Woman’s decision to help stranger leads to ultimate gift

As she approached the New Year, Furaha Henry-Jones resolved to make fewer decisions based on fear.

She decided to trust her instincts more, to listen to the side of herself that isn’t logical.

So perhaps that played into her split-second decision to do something completely uncharacteristic — offering a ride to a stranger whose car was stuck in a ditch on I-75.

She is, after all, a reasonable, respectable person, an associate professor of English at Sinclair Community College. And she was driving her daughter to her African dance class and already running late.

The Centerville mother wrestled with her conscience: Was it safe to stop, with her daughter in the car? Would her car get hit? “Someone else will take care of it,” she told herself.

But she listened to the voice of her good angel and pulled over. “Are you OK? Do you need to call someone?” she cried out to the stranded motorist. “Do you need a ride?”

“I’m OK,” he said. And no, he didn’t need a ride.

Henry-Jones hopped back into her car, relieved. But a minute later the stranger started walking toward her. He confessed a bit sheepishly that he might just need that ride after all; he hadn’t been able to reach anyone.

“All right, God, this better be the right thing to do,” she prayed.

To the stranger she said, “Where do you need a ride to?”

“Centerville,” the man said.

“That’s where I live!” she replied.

But first they would have to take a little detour to West Dayton, so that her daughter could make it to her dance practice.

In that two-hour detour the new friends learned more about each other than many people do in a lifetime.

His name was Dan. Henry-Jones is black; Dan is white; but the two quickly learned how much they have in common. “Turns out we go to the same church,” she said. “We lived in the same apartment complex. He’s practically my next-door neighbor.”

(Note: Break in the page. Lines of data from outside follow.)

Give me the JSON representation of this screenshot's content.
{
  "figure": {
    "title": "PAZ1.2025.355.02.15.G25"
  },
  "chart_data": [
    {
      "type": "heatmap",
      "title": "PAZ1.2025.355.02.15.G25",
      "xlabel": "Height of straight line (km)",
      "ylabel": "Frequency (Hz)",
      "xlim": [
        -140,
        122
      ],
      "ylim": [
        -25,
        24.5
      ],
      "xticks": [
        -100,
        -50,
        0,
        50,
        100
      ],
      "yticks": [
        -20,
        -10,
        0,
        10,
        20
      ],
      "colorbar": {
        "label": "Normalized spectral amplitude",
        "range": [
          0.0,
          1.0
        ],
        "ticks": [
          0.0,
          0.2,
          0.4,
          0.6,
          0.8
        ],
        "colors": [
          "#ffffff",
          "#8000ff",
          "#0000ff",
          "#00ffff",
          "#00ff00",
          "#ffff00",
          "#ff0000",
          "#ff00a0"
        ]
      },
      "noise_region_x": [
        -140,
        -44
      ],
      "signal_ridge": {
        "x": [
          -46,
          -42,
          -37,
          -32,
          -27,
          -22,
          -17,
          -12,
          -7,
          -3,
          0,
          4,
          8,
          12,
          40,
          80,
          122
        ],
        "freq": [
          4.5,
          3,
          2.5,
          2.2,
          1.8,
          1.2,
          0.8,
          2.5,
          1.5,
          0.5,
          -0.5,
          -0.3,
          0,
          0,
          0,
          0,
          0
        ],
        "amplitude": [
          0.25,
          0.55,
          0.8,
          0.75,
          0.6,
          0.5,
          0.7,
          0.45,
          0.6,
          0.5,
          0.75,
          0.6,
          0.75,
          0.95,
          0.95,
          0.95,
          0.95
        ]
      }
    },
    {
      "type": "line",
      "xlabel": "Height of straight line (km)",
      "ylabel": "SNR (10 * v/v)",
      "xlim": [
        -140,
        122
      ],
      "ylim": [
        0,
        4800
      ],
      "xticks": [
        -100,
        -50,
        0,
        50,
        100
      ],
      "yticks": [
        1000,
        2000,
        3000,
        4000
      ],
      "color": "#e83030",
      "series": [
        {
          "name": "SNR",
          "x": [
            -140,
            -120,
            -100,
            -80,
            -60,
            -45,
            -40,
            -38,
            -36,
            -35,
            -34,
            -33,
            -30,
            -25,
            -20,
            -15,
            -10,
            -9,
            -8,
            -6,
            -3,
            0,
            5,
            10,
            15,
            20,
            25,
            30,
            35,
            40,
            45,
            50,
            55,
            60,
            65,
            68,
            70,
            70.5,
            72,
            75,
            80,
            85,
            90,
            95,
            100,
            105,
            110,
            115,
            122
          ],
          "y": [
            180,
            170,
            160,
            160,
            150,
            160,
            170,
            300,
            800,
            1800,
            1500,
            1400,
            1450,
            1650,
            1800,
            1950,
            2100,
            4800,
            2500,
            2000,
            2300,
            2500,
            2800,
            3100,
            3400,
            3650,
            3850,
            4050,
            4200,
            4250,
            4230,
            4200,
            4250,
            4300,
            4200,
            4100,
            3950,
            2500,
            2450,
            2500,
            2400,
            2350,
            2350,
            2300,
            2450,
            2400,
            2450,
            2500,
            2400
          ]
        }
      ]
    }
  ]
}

They spent a couple of hours at Hardee’s while her daughter rehearsed, eating French fries and watching the Bengals-Broncos game. “I learned a lot about this man, his life and his family,” she said.

She learned that they both volunteered for the same ministry that feeds the hungry.

They talked about “both of us being believers but not being tied to a physical building or other people’s ideas about God.”

They asked themselves, “How can we be the hands and feet of Jesus?”

Her daughter was mystified on the drive home, Henry-Jones said: “Here was this strange man in the car and my mom’s laughing and joking with him. I had to do some damage control with her. I told her that she should never pick up strangers, but I had a deep feeling this was the right thing to do. I told her that when she gets older and has broader experiences in the world, she will have a better understanding of what her intuition is telling her to do.”

Maybe it wasn’t the smartest thing she had ever done, but in her heart she knew it was the right thing.

How many moments in life are we called upon to reach out to another human being — a loved one or a stranger – knowing that we’ll never have another chance to say “Yes”? How often have we regretted not acting on the side of kindness and compassion?

As a civic-minded woman, Henry-Jones has reflected a great deal about the Black Lives Matter movement. Needless tragedies have occurred, she believes, when people “act out of fear and not out of what is right, what is conscious.”

And she’s not just talking about police officers. She’s examining her own conscience, her own culpability: “Sometimes I don’t speak out because I don’t want to hurt a white person’s feelings, or because it might get me in trouble. When I do that I am perpetuating a culture I don’t want to support.”

And what about the messages she’s giving her 19-year-old son? “I constantly talk to him about not doing certain things because, as a black man in Centerville, he might be perceived in a negative way,” she said. “I don’t want to teach my child from a place of fear.”

She has a lot of people in her life, after all, who take chances to help people. “When I met Dan, it confirmed that I shouldn’t always act out of fear, that I am capable of helping someone,” she said.

When she dropped him off at his apartment, Dan wanted to give her gas money. “No way!” she said.

Instead, he gave her an extraordinary gift: his uncle’s etching of a mouse on a scrimshawed whale bone. “He wanted me to understand how much the help meant to him, so he gave me something that was irreplaceable,” she said.

Dan wanted her family to pass the precious heirloom down through the generations.

And she will. The small mouse on the whale bone will always remind her “there’s nothing too big and nothing too small for us to share in this lifetime.”